People would also come back to their quarters in the building and find everything had been turned upside down.

“The people who used Building 21 as an office building after the married quarters were done away with, the people from the National Defense University, said many times they would come into a conference room and find the chairs upside down,” said Holien. “The conference room had been locked, the building had been locked,”

A Catholic chaplain, a former Golden Gloves boxing champion, who was stationed at the base in the 1990s, told Holien that he had to leave the building.

“One night he came back into the building.
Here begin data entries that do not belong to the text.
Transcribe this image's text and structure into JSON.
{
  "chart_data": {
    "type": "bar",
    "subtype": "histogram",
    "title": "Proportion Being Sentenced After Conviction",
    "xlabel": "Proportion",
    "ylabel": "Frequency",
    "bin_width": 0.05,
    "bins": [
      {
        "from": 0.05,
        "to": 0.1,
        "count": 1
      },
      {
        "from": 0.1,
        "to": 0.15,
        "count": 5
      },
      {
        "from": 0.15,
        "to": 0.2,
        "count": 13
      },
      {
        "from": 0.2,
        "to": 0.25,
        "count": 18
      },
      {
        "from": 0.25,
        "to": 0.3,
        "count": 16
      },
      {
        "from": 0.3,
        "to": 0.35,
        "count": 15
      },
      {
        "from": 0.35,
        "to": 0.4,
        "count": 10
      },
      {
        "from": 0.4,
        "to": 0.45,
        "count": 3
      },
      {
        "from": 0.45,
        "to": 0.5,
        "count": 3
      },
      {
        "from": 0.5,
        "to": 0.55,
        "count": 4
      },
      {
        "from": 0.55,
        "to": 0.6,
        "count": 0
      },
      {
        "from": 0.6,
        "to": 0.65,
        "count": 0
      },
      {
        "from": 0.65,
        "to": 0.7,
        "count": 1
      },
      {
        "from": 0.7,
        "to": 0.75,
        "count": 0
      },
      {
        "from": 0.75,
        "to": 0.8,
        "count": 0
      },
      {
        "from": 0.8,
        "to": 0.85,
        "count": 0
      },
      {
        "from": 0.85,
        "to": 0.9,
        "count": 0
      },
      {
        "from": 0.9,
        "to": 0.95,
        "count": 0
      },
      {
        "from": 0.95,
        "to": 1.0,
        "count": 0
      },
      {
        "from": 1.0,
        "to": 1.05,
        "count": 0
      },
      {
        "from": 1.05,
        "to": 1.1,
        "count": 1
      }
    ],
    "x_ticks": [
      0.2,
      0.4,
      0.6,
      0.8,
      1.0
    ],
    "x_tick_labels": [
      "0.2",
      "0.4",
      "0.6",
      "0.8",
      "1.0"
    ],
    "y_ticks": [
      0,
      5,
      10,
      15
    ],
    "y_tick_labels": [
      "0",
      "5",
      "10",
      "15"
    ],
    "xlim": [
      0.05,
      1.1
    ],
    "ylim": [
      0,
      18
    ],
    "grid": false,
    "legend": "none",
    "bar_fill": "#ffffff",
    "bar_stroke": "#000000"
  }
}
The building was locked as it should be,  his apartment was locked as it should be,” said Holien. “He went into the laundry room and the washer and dryer were facing the wall.”

Holien also recounted what happened to him when he was giving Hollywood actress Connie Stevens and her entourage a tour of the building.

The group was on the third floor of the building, in a side room off the Surratt trial room.

“I’m backing into the side room, which overlooked where the gallows were, and all of a sudden the entourage start backing away from me,” he said. “I stopped and said what’s the problem.”

The group told Holien to turn around. That’s when he spotted 200 to 300 dead flies in the corner.

“It didn’t affect me,” said Holien, who was told that the dead flies meant a ghost was in the room.

Holien says Fort McNair is reportedly haunted by another ghost, that of Walter Reed, the doctor who discovered that mosquitos carry yellow fever. Reed died of blood poisoning after emergency surgery for appendicitis at the base’s medical center.

“Many of the medical staff, doctors, nurses, say they have seen an apparition,” said Holien.